Wednesday, April 10, 2002
Campus police take machine during vandalism investigation
Va. Tech faculty voice alarm over seized computer

Professors have expressed the most concern about privacy rights regarding intellectual property and personal e-mails from students.


   BLACKSBURG - Virginia Tech's faculty leaders on Tuesday strongly criticized the university's sudden seizure of a professor's office computer as part of a vandalism investigation.

    Members of the Virginia Tech Faculty Senate passed a resolution Tuesday expressing dismay at the way Tech police confiscated associate professor Martha McCaughey's computer last week to trace an e-mail from a group of alleged campus vandals. The resolution also expressed concern about the incident's effect on free speech on campus and faculty control of legitimate, confidential material stored on their office computers.

    "I think most of us feel a sense of outrage that I can walk into my office tomorrow morning and find my computer is not there because the police took it," said Faculty Senate President Leon Geyer.

    On March 21, vandals spray-painted anti-rape slogans on at least 15 locations around campus, causing up to $10,000 in damage. A group calling itself the "Oak Lane Brigade" claimed responsibility for the vandalism in a manifesto sent to McCaughey, the director of the women's studies program at Tech.

    Campus police asked McCaughey to give them access to her computer to attempt a trace. The police say McCaughey refused to cooperate.

    McCaughey, who was heading out of town at the time, said she told investigators she didn't want officers tampering with her machine in her absence and offered to talk with the police after her return.

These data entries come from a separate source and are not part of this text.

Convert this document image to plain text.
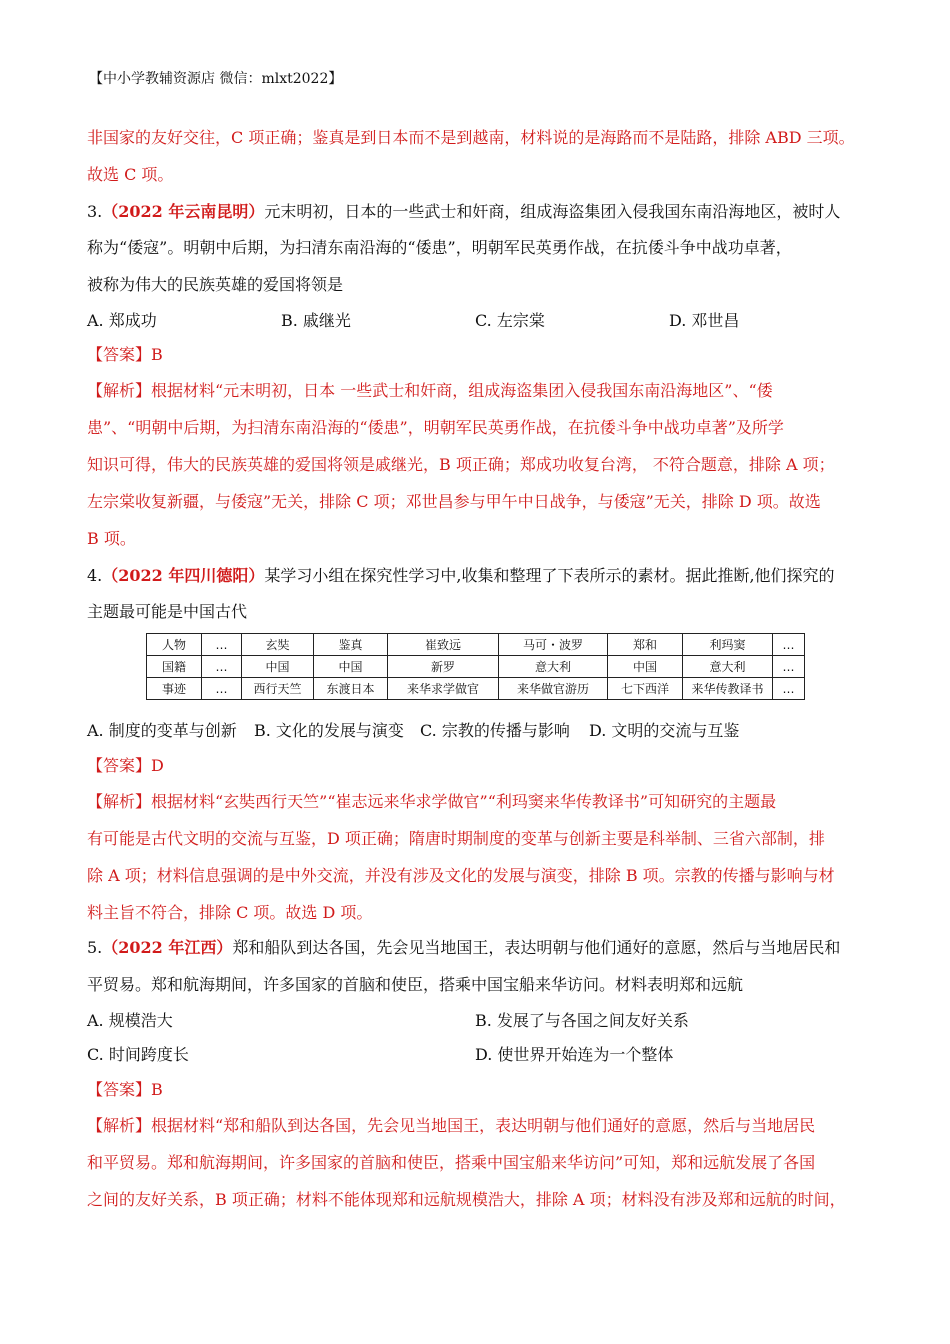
【中小学教辅资源店 微信：mlxt2022】
非国家的友好交往，C 项正确；鉴真是到日本而不是到越南，材料说的是海路而不是陆路，排除 ABD 三项。
故选 C 项。
3.（2022 年云南昆明）元末明初，日本的一些武士和奸商，组成海盗集团入侵我国东南沿海地区，被时人
称为“倭寇”。明朝中后期，为扫清东南沿海的“倭患”，明朝军民英勇作战，在抗倭斗争中战功卓著，
被称为伟大的民族英雄的爱国将领是
A. 郑成功	B. 戚继光	C. 左宗棠	D. 邓世昌
【答案】B
【解析】根据材料“元末明初，日本 一些武士和奸商，组成海盗集团入侵我国东南沿海地区”、“倭
患”、“明朝中后期，为扫清东南沿海的“倭患”，明朝军民英勇作战，在抗倭斗争中战功卓著”及所学
知识可得，伟大的民族英雄的爱国将领是戚继光，B 项正确；郑成功收复台湾， 不符合题意，排除 A 项；
左宗棠收复新疆，与倭寇”无关，排除 C 项；邓世昌参与甲午中日战争，与倭寇”无关，排除 D 项。故选
B 项。
4.（2022 年四川德阳）某学习小组在探究性学习中,收集和整理了下表所示的素材。据此推断,他们探究的
主题最可能是中国古代
人物	…	玄奘	鉴真	崔致远	马可・波罗	郑和	利玛窦	…
国籍	…	中国	中国	新罗	意大利	中国	意大利	…
事迹	…	西行天竺	东渡日本	来华求学做官	来华做官游历	七下西洋	来华传教译书	…
A. 制度的变革与创新 B. 文化的发展与演变 C. 宗教的传播与影响 D. 文明的交流与互鉴
【答案】D
【解析】根据材料“玄奘西行天竺”“崔志远来华求学做官”“利玛窦来华传教译书”可知研究的主题最
有可能是古代文明的交流与互鉴，D 项正确；隋唐时期制度的变革与创新主要是科举制、三省六部制，排
除 A 项；材料信息强调的是中外交流，并没有涉及文化的发展与演变，排除 B 项。宗教的传播与影响与材
料主旨不符合，排除 C 项。故选 D 项。
5.（2022 年江西）郑和船队到达各国，先会见当地国王，表达明朝与他们通好的意愿，然后与当地居民和
平贸易。郑和航海期间，许多国家的首脑和使臣，搭乘中国宝船来华访问。材料表明郑和远航
A. 规模浩大	B. 发展了与各国之间友好关系
C. 时间跨度长	D. 使世界开始连为一个整体
【答案】B
【解析】根据材料“郑和船队到达各国，先会见当地国王，表达明朝与他们通好的意愿，然后与当地居民
和平贸易。郑和航海期间，许多国家的首脑和使臣，搭乘中国宝船来华访问”可知，郑和远航发展了各国
之间的友好关系，B 项正确；材料不能体现郑和远航规模浩大，排除 A 项；材料没有涉及郑和远航的时间，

McCaughey said this week that she wanted to back up her files in case they were deleted.

    Police seized the university-owned computer Thursday over McCaughey's objections and copied the hard drive before returning the machine the next day.

    Virginia Tech Police Chief Debra Duncan told the Senate members Tuesday that her department checked with the university's legal counsel before taking action. The police were told that the computer and all of its contents were university property, although they obtained a search warrant to scan McCaughey's e-mail files.

    Duncan, who joined Tech's force last year, said she was only following university procedure and state law as part of a legitimate investigation. Duncan recommended that professors take their concerns about university policy regarding property and privacy to school administrators. Senate members said they planned to meet with school officials.

    "I don't want to have an adversarial relationship with the faculty," Duncan said. "I'm willing. I'll work with you. And whatever I can do, I'll do."

    Professors have expressed the most concern about privacy rights regarding intellectual property and personal e-mails sent to them by students who assumed privacy.

    McCaughey and several other professors said they often receive personal e-mails from students about such issues as rape and domestic abuse.

    McCaughey also said she could tell that police opened not only e-mails but also word processing documents on her research into sexuality and other non-vandalism-related topics. McCaughey and numerous other faculty members have questioned whether she was targeted because of her research on feminism.

    "Do we want to have a climate where we feel politically repressed? Or do we want a climate where we feel free to express ideas?" McCaughey, a Senate member, asked Duncan.

    The police chief responded: "This is because of an investigation, not because of who you are ... or what you stand for."